Installed pyannote-audio-1.1.2 which seems to remove conflicts.
Nvidia 530
Maybe one of the pip packages is to blame?
Anyone else experiencing this?
How do I call train.sh manually?
I used ./train.sh ./training/1/train.yaml
This is the output:
Commented >shutil.copy(opt_path, os.path.join(opt['path']['experiments_root'], f'{datetime.now().strftime("%d%m%Y_%H%M%S")}_{os.path.basename(opt_path)}'))
in dlas/codes/train.py then I segfault with terminal.
Is my python install borked somehow? Feels like I tried enough things that more people would complain if there was a commonality. Perhaps I'll reinstall os again
Oh nice, you were able to get me a gdb trace. I'll thumb through it when I get a chance, but for now I'll give some brief help until I can:
Yeah, that red block is just from whisperx having shit dependencies that mess with everything else. einops getting set to the right version makes PIP scream despite it working fine for whisperx.
Have you tried running it with it uninstalled? desu I need to revalidate that disabling bitsandbytes in the settings actually makes it train without bitsandbytes. You could also do some environment variable settings, as referenced in the
./src/train.py
, which should work, but I don't trust that it's still able to be overridden like that.Invoke the train script was
./train.sh 1 ./training/1/train.yaml
. desu it's an artifact on when Run Training handles passing GPU count, as it will appropriately spawn the necessary torchrun processes per GPU, but I can do better and clean it up.I'd try running without BitsAndBytes, although I'm not sure how that would suddenly be the problem. As I mentioned I'll thumb through the stack trace when I get a moment.
Can confirm same error without bitsandbytes installed.
I've reinstalled OS on a formatted drive so its not anything screwy with my installation. I could try older graphic drives and cudas, but with no leads and me apparently being the only one with this problem it's hard to say.
Tried Firefox and chromium, and now also through terminal.

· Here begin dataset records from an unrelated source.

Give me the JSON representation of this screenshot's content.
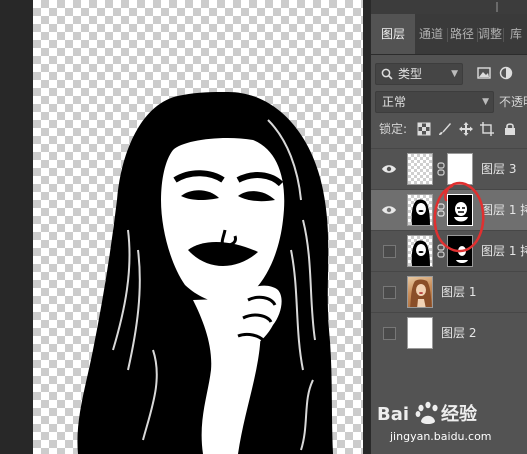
{
  "canvas": {
    "description_icon": "document-canvas"
  },
  "tabs": [
    {
      "label": "图层",
      "active": true
    },
    {
      "label": "通道",
      "active": false
    },
    {
      "label": "路径",
      "active": false
    },
    {
      "label": "调整",
      "active": false
    },
    {
      "label": "库",
      "active": false
    }
  ],
  "filter": {
    "kind_label": "类型",
    "icons": [
      "image-filter-icon",
      "adjustment-filter-icon"
    ]
  },
  "blend": {
    "mode": "正常",
    "opacity_label": "不透明"
  },
  "lock": {
    "label": "锁定:",
    "icons": [
      "lock-transparent-icon",
      "lock-paint-icon",
      "lock-position-icon",
      "lock-artboard-icon",
      "lock-all-icon"
    ]
  },
  "layers": [
    {
      "name": "图层 3",
      "visible": true,
      "thumb": "check",
      "mask": "white",
      "linked": true,
      "selected": false
    },
    {
      "name": "图层 1 拷",
      "visible": true,
      "thumb": "portrait",
      "mask": "portrait-inverted",
      "linked": true,
      "selected": true
    },
    {
      "name": "图层 1 拷",
      "visible": false,
      "thumb": "portrait",
      "mask": "portrait-dark",
      "linked": true,
      "selected": false
    },
    {
      "name": "图层 1",
      "visible": false,
      "thumb": "photo",
      "mask": null,
      "linked": false,
      "selected": false
    },
    {
      "name": "图层 2",
      "visible": false,
      "thumb": "white",
      "mask": null,
      "linked": false,
      "selected": false
    }
  ],
  "watermark": {
    "brand": "Bai 经验",
    "url": "jingyan.baidu.com"
  },
  "colors": {
    "panel": "#535353",
    "selected_row": "#6f6f6f",
    "annotation": "#e03030"
  }
}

Actually got quite far uninstalling all pip packages and installing them 1 by 1 each time it complained about missing package and I did get a few extra lines in before I called it quits. Usually I get to
And installing pips 1 by 1 I saw the line about seed number and 2-3 after it before it complained about missing pip packages (I got to when it asked for transformer_x which I installed, but it still wasn't happy with.) Not sure if that will lead to something or merely a phantom of me finageling with the code to force it through.
Went ahead and commented out lines in train.yaml until it no longer seg faulted. Here is the minimal yaml that leads to the segfault:
all the files/dirs are useless too. Turns out you only really need 10 lines of text to train a model. Or segfault on one anyway.

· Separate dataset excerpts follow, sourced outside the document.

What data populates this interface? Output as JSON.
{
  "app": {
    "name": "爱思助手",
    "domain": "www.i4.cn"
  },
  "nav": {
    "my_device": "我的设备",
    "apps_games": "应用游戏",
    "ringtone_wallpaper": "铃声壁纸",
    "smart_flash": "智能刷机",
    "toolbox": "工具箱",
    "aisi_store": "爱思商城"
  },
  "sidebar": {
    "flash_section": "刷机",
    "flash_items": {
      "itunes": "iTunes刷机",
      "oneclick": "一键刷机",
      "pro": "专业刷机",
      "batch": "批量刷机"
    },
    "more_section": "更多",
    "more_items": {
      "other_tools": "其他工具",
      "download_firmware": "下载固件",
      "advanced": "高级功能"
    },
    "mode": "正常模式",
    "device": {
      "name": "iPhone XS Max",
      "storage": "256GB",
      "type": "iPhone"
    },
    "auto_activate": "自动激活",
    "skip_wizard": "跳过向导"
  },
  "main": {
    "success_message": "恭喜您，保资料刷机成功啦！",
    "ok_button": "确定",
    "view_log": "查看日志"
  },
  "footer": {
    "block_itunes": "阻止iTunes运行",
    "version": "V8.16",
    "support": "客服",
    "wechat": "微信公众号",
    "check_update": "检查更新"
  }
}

in train.yaml: use_tb_logger: true -> false fixes the segfault and allows training (As long as gradio doesn't set use_tb_logger to true again)

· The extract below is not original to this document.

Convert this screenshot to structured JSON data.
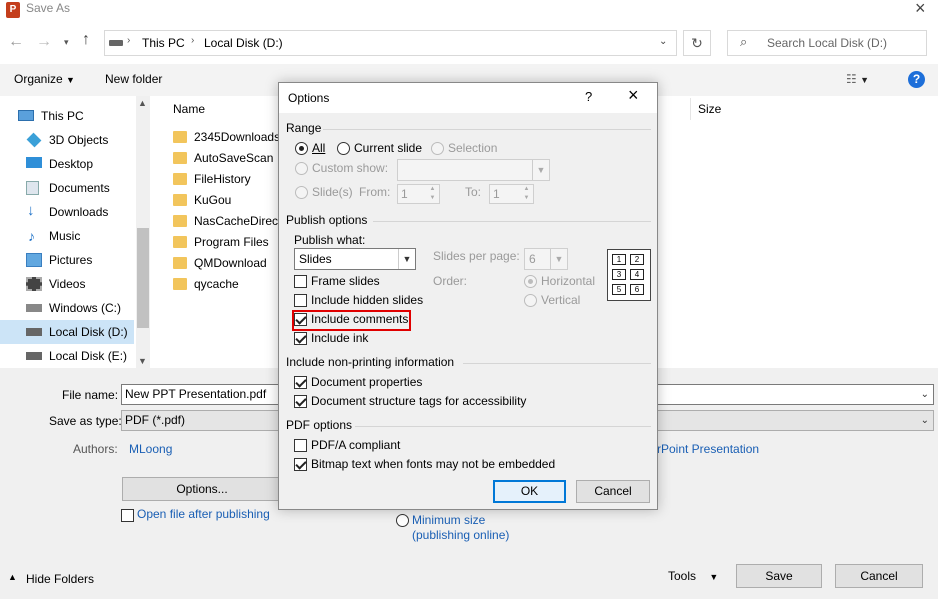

Busy all morning, forgot to follow up. The stack trace didn't prove much useful, as I forgot that it won't really expose anything in Python itself, oops.
How strange it's related to tensorboard. For now I'll probably just add a bandaid option to disable logging and fallback to parsing the text output again, then later figure out if there's anything specific that causes logging to fail (or at least modify the logging routine to just spit out JSON instead of using a seemingly-proprietary binary).
I'll leave this open until I do the above.
Alright, I overhauled how metrics are relayed and stored. Tensorboard logging is no longer used, so no more segfaults.
I still need to do more validation to make sure nothing breaks, but it should be fine from my cursory tests.
Incidentally, I've found that TensorBoard has caused a similar issue causing this VALL-E implementation to segfault as well, although the propose fix didn't fix it. I just found it a little incidental.
Anyways, DLAS and the web UI don't use TensborBoard for metrics, so it shouldn't segfault from it.